One of the new requirements under the Patient Protection and Affordable Care Act is that group health plan participants must receive a Summary of Benefits and Coverage (SBC).  The SBC is a concise summary (limited to four pages) of the key benefits and coverages provided through the health plan, the costs to the participant, lists of excluded services, and other significant conditions or limitations.
On February 14, 2012, final rules regarding the SBC requirement were published in the Federal Register.  Under the final rules, the SBC must be provided beginning on the first day of the first open enrollment period that begins on or after September 23, 2012.  For plans that do not have an open enrollment period, the SBC must be provided beginning on the first day of the first plan year that begins on or after September 23, 2012.
In an effort to clarify ambiguities in the final rule, on March 19, 2012, the Departments of Labor, Health and Human Services, and the Treasury (the “Departments”), released 24 new Frequently Asked Questions regarding the SBC requirement.  The FAQs provide valuable information for insurers and plan sponsors relating to the SBC requirement, including:

  • During the first year of applicability, the Departments will not impose penalties on plans and issuers that are working diligently and in good faith to provide the required SBC content in an appearance that is consistent with the final regulations.

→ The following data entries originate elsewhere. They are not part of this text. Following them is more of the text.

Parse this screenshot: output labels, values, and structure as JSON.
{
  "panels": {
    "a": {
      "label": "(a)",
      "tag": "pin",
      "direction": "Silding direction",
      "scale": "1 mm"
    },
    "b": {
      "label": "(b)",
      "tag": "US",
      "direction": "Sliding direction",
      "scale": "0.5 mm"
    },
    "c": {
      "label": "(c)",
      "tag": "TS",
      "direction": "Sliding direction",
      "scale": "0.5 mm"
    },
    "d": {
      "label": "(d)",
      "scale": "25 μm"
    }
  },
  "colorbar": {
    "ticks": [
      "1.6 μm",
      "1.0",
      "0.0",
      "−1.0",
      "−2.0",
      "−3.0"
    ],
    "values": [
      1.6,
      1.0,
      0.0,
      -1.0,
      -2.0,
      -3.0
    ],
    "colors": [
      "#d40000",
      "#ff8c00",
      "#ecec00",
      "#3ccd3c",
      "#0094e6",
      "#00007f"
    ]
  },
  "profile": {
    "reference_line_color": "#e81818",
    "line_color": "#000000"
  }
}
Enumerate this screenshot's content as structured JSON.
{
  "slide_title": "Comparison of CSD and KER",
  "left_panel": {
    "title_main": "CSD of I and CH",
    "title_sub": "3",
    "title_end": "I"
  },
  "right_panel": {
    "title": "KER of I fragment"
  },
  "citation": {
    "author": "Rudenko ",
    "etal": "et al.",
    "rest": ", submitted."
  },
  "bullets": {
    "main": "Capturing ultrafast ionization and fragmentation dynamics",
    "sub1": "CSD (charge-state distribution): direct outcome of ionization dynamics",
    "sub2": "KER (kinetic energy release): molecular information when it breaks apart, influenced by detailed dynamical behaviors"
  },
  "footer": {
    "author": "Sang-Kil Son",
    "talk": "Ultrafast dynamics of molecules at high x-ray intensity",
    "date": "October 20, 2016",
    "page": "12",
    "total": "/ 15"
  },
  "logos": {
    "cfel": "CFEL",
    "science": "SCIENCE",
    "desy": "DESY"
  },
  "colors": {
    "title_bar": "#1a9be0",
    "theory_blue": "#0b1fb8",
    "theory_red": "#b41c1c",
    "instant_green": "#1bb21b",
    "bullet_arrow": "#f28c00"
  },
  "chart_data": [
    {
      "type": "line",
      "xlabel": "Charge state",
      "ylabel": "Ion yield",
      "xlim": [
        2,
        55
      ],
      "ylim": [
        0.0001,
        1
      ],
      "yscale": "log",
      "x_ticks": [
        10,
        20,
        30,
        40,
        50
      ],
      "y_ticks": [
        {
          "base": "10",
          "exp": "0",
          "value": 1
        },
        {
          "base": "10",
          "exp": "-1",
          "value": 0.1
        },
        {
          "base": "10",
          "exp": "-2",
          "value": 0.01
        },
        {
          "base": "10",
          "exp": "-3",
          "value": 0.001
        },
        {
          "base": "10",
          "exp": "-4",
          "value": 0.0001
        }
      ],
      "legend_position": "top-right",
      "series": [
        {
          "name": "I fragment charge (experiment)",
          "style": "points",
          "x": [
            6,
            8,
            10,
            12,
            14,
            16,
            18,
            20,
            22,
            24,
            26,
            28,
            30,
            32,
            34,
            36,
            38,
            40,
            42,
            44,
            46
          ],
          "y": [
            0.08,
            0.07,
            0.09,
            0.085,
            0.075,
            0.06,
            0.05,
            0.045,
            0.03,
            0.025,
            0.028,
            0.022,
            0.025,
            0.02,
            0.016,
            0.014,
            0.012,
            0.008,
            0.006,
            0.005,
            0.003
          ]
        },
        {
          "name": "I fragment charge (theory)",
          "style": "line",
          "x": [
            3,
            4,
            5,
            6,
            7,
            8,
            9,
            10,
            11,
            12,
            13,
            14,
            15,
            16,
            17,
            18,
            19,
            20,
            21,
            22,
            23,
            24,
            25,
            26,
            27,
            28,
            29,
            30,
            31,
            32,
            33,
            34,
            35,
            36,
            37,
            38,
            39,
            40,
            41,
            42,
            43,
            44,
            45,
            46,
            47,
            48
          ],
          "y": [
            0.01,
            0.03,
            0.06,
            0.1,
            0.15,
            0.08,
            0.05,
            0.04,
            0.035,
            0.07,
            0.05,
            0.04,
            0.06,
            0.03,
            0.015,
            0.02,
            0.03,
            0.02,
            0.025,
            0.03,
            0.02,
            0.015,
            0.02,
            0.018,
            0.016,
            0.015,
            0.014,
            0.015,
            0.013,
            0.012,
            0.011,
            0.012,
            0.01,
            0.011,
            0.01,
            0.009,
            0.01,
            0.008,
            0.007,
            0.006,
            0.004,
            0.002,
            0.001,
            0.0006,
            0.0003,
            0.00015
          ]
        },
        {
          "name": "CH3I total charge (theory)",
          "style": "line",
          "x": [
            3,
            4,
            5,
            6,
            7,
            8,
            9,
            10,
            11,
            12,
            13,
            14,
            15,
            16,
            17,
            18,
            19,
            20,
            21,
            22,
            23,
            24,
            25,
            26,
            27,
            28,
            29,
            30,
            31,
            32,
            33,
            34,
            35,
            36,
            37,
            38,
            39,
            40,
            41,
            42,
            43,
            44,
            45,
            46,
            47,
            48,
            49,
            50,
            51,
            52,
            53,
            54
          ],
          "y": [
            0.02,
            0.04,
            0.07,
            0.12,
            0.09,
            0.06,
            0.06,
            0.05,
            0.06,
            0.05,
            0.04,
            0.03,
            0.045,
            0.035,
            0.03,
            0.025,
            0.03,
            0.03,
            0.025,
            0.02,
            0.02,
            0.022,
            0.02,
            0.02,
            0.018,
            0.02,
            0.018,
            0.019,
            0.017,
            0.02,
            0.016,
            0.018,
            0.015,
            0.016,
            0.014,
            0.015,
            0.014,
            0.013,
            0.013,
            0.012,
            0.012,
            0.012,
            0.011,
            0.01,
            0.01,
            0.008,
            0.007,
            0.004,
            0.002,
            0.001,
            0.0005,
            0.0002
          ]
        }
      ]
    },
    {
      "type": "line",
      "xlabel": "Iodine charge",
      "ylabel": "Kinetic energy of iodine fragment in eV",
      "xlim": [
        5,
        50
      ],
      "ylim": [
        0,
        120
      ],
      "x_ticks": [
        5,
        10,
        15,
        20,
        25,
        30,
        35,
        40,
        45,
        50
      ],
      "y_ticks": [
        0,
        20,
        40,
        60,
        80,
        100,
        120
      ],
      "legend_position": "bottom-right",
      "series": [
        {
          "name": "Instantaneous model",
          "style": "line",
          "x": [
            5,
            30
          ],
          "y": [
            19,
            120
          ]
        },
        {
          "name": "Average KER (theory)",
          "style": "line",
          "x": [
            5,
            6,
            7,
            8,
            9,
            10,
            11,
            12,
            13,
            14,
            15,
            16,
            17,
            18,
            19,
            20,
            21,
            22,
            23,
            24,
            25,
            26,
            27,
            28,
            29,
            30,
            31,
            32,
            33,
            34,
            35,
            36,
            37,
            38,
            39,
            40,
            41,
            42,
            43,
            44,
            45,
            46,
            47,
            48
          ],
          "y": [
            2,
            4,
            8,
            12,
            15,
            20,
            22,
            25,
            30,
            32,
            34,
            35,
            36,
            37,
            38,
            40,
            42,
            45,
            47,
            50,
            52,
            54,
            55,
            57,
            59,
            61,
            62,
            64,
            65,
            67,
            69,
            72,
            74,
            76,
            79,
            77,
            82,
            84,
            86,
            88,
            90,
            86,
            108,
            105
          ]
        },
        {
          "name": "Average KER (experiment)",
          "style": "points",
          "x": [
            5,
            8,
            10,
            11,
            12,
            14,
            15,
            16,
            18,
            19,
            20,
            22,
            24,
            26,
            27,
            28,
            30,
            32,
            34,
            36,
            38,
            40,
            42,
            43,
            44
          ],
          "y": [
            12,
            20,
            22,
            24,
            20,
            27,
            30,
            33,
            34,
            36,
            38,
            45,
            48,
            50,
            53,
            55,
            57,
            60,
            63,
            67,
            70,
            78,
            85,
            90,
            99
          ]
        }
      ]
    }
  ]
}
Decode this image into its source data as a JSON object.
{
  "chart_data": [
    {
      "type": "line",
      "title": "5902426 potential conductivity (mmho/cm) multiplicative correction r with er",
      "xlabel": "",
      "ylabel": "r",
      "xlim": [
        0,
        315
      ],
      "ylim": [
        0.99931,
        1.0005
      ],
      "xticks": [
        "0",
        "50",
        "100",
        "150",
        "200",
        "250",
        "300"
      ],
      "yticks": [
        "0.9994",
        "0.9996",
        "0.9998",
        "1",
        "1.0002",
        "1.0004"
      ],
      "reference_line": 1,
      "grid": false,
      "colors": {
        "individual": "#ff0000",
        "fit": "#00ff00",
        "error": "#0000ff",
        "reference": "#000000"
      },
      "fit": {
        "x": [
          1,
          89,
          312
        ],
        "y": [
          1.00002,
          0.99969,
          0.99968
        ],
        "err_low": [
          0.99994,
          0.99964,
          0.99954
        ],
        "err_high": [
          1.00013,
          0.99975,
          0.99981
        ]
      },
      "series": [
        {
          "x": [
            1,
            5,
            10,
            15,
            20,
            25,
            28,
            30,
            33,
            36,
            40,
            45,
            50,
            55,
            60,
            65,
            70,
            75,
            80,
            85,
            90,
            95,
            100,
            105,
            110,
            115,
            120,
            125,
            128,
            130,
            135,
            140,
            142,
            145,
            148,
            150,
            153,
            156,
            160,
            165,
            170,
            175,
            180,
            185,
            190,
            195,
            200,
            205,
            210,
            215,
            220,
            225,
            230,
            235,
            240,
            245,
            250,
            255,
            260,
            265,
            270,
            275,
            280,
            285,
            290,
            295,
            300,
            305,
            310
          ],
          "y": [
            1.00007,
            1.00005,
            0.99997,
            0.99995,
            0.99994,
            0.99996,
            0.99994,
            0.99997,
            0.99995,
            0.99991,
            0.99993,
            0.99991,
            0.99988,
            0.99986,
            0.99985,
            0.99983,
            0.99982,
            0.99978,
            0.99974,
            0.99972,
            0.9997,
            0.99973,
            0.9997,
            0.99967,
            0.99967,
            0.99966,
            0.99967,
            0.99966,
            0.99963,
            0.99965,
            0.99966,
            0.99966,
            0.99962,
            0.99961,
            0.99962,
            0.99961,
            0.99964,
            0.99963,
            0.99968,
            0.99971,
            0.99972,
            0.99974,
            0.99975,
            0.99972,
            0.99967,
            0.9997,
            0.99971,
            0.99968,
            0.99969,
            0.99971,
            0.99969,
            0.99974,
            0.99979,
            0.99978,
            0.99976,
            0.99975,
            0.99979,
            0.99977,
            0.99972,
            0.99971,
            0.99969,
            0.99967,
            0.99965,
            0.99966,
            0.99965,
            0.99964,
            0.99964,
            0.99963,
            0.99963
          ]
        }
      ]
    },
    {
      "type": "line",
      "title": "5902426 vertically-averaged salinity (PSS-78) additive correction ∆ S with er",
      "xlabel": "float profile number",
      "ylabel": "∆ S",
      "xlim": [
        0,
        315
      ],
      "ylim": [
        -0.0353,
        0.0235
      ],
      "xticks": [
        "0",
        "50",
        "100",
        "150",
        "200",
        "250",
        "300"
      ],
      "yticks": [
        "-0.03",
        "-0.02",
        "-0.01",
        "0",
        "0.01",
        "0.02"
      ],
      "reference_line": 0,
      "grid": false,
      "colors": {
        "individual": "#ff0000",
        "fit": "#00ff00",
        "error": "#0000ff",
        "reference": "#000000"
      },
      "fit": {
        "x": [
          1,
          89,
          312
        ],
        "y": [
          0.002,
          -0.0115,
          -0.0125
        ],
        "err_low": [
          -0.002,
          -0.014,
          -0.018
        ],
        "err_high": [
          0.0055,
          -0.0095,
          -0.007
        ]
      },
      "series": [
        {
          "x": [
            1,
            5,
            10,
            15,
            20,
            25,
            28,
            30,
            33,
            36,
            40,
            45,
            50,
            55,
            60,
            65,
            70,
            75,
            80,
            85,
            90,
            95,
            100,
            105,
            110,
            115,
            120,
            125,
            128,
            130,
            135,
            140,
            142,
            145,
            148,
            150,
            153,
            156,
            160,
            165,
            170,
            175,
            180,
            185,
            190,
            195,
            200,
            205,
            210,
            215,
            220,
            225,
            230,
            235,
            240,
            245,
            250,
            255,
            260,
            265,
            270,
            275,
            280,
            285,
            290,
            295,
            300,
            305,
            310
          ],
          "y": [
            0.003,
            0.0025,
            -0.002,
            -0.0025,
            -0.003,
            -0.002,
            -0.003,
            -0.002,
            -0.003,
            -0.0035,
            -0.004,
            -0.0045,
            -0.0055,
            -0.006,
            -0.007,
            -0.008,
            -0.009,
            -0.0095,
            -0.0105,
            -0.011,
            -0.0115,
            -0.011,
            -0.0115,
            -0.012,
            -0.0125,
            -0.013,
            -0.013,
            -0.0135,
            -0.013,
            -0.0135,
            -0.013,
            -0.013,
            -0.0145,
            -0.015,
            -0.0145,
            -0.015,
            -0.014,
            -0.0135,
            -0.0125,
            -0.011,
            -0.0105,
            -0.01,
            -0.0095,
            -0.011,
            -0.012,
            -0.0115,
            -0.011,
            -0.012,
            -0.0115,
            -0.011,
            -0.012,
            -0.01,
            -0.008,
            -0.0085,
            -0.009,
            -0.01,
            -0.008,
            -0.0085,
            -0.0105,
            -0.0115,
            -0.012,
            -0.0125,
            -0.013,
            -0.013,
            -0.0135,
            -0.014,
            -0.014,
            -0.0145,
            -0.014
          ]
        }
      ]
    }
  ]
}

  • When information relating to multiple coverage tiers is provided in one SBC, the coverage examples should be completed using the cost sharing (e.g. deductible and out-of-pocket limits) for the self-only coverage tier.
  • If a group health plan contracts with a third party to distribute the SBC to participants, the plan will not be subject to any enforcement action by the Departments, even if the third-party fails to provide a timely or complete SBC, provided the plan monitors performance under the contract and takes corrective actions upon knowledge of a violation.
  • An SBC may be provided electronically to both eligible individuals that are not yet enrolled, as well as to participants covered under the plan.

Takeaway:  Group health plan insurers and plan sponsors should review the newly released FAQs as they begin to prepare for the new SBC requirements.